No es para menos, pero, que no sea más que eso.
Que no hay que darles tregua. Que hay que combatirlos en forma permanente y en todos los sitios. Sin duda.
Pero que no nos lleven a su terreno. Que no alcancen su propósito de acabar con las libertades y la democracia.
Que no logren imponer un estado de sitio universal.
¿Es que hay que aflojar la mano? Por cierto que no. Habrá que ser muy duros, pero nunca perder el equilibrio. Que eso es lo que pretenden. Hay que vencerlos, sí, pero no a cualquier costo. Si para vencerlos sacrificamos y perdemos todo aquello que hace y enaltece a nuestra civilización -la civilización de la libertad y de la democracia- , entonces, vencieron ellos.
No podemos dejar que el miedo nos domine; que el terrorismo nos aterrorice. Pero, por sobre toda las cosas, no dejemos que nos hagan perder la cabeza. Que no seamos como ellos y acabemos con todo lo que ellos quieren acabar.
El problema no es la bomba, sino su onda expansiva. No hay que dejarse llevar por los efectos explosivos ni sus corrientes destructivas de después.
Eso, por supuesto, no implica retroceder, paralizarse o descuidarse. No descuidarse ni después, ni antes.
Es en el antes que comienza el juego, y es ahí que hay que ganarlo. Es en la cola en el aeropuerto, ante las medidas de seguridad a que son sometidos los pasajeros, por ejemplo. Estos son revisados no con ánimo de molestarlos, por cierto, sino con el fin de evitar que estalle una bomba en el avión que van a abordar.
Sin embargo, un número importante se queja y protesta. Muchos, porque no se dan cuenta; una gran cantidad, simplemente por tontos, pero hay un buen número que lo hacen con fines subversivos, para crear insatisfacción, para generar reacciones contra el sistema.
Y esos, que en estos días y por unas horas van a permanecer callados, rápidamente van a reaparecer: y lo van a hacer en las colas de los aeropuertos y en todos los lugares en los que se prodigan y desde los cuales envían sus mensajes de protesta.

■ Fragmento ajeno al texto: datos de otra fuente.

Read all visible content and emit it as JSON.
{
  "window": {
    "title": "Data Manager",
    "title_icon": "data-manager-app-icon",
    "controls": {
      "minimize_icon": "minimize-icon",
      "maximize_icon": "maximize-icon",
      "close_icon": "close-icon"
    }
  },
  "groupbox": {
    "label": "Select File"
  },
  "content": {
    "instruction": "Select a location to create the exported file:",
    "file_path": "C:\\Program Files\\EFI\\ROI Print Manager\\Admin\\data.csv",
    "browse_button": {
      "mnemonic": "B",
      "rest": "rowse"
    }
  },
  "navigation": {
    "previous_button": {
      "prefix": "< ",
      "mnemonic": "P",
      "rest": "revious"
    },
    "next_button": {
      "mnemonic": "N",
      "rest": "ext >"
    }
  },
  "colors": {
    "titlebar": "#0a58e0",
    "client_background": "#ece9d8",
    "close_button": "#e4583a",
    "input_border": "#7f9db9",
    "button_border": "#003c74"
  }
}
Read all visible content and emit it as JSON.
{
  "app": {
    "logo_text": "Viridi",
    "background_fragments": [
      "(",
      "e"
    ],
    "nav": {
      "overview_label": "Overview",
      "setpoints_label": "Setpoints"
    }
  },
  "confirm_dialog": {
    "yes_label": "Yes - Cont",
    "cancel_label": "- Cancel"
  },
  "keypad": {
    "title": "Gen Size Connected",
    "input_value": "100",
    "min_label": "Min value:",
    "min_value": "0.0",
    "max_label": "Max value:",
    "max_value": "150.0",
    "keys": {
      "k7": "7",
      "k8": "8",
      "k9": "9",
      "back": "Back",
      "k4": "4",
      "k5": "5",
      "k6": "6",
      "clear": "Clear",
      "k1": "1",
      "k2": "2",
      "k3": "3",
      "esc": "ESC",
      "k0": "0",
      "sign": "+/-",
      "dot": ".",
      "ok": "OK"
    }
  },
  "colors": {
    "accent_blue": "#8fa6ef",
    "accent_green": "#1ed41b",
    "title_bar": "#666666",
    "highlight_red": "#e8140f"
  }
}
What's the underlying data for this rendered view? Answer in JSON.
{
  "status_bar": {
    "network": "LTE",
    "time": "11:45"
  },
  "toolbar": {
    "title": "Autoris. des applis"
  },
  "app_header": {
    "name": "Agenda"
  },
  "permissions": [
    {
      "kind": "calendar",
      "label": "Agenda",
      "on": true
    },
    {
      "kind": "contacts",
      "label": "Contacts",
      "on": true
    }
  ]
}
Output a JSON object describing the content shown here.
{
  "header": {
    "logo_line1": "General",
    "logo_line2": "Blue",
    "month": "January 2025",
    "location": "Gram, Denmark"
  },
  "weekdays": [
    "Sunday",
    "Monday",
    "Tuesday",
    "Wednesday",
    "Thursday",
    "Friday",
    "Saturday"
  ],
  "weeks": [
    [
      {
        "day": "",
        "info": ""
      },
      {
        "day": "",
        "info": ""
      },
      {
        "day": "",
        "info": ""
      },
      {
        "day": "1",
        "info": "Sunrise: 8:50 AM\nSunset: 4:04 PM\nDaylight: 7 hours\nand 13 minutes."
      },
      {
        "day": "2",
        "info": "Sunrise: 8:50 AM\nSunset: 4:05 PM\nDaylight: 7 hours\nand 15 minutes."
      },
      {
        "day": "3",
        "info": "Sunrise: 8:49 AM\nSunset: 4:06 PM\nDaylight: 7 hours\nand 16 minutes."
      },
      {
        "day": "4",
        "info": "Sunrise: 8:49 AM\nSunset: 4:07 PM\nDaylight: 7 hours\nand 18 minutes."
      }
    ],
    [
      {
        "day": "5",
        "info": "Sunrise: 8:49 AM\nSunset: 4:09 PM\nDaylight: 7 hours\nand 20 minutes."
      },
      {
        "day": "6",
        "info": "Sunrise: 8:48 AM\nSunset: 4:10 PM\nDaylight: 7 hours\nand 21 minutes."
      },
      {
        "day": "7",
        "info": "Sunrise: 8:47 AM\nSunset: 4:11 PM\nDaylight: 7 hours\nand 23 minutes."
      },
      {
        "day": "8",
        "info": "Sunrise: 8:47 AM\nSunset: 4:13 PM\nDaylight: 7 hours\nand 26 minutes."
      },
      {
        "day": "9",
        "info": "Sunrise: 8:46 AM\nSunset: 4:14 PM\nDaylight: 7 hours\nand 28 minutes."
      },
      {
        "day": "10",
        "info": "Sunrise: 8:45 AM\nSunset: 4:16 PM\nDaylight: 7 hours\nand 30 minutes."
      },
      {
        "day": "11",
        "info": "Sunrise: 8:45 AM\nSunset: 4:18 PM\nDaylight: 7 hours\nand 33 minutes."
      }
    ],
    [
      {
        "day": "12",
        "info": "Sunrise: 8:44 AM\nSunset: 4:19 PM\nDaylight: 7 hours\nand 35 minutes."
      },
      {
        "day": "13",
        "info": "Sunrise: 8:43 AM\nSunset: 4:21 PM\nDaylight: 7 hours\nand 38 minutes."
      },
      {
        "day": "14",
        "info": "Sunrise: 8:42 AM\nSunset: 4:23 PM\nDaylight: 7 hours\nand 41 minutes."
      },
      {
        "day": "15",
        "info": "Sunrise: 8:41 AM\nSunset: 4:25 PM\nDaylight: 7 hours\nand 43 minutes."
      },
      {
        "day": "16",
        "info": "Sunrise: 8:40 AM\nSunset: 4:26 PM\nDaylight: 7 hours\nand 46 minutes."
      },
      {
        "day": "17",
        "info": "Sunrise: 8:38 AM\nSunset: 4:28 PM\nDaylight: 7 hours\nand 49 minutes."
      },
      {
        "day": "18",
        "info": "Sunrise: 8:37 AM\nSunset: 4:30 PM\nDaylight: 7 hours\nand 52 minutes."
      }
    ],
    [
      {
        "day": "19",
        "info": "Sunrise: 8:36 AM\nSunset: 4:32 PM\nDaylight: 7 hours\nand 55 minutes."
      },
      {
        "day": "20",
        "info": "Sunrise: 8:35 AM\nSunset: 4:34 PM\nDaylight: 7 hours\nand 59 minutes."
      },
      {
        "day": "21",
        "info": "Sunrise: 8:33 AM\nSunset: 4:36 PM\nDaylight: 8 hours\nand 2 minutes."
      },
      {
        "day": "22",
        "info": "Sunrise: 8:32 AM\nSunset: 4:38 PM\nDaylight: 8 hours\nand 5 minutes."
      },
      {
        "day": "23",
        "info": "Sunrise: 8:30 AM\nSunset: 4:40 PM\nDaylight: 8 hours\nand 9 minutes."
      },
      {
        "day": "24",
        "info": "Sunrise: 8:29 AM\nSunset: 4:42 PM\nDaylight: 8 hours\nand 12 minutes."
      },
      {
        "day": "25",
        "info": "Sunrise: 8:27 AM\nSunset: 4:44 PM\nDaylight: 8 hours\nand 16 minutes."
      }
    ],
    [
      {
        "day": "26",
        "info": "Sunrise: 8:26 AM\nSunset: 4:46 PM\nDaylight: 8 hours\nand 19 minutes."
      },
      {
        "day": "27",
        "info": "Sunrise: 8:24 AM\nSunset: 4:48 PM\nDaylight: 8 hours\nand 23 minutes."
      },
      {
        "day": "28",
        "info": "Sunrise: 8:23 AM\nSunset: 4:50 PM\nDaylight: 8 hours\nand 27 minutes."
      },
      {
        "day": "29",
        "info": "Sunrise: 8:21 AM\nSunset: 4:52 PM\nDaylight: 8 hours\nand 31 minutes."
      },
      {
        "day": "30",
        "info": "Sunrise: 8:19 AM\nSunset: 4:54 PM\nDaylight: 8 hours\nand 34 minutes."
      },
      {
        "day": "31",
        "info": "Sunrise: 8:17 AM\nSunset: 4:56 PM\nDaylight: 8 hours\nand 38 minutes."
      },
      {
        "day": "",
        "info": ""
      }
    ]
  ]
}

Comienzan con una condena al atentado, para seguir luego con la búsqueda de elementos que, en alguna medida, explican el por qué de la bomba, luego la justifican y, finalmente, concluyen que era la respuesta que correspondía.
Esto es, no se trata de no defenderse, sino de no confundirse ni de dejarse confundir.
Los que ponen bombas no pueden ser guerrilleros, revolucionarios, luchadores sociales o legítimos dueños de territorios o riquezas, en algunos lados, países o continentes; y terroristas, delincuentes, bandas criminales, asociaciones ilícitas para delinquir, paramilitares y ultraderechistas, en otros. Todos son iguales, todos van por lo mismo. Todos quieren el poder; quieren el poder total e imponer su verdad. Todos van contra la libertad.
Una bomba suena igual y mata igual en Jerusalén y en Bogotá; en San Sebastián y en el Líbano; en Nueva York y en El Salvador; en un avión o aeropuerto; en un ómnibus con escolares en una aldea; en la capital del mundo y en un restaurante o un café, sea de París o de Tel Aviv.
Y no es cuestión de hablar y apelar a la paz. Todos estamos por la paz. Ojalá el mundo viviera en paz. Pero no es lo que pasa. La paz no puede coexistir con la intolerancia. Tampoco se puede transar con la intolerancia. No se puede negociar con los fanáticos y con los intolerantes; no es posible: la única verdad que admiten es la de ellos. ¿ Hasta cuánto hay que ceder, cuánto hay que darles -y reconocerles- a los que tiran bombas?
No. No se trata de paz, se trata de combatir el fanatismo, de combatir el terrorismo, de enfrentar la intolerancia, y se trata de justicia. De hacer justicia con quienes le hacen daño a la humanidad. Pero cuidando, eso sí, de que sea una justicia justa; es decir, pareja. Que no tenga una vara cuasi de rendición -la paz merece ciertas flexibilidades en la justicia- y otra de revancha implacable.
No es fácil combatir a fanáticos, a quienes operan a traición y en las sombras. Y, sin duda, en ese combate no es fácil mantener el equilibrio. Y el equilibrio, como decíamos, significa tener presente en todo momento que se está combatiendo a aquellos que están contra la libertad y los derechos humanos, por lo cual, ello, es lo primero a preservar, aun en plena guerra.
No se puede negociar con los fanáticos ni con los intolerantes; no eds posible: la única verdad que admiten es la de ellos.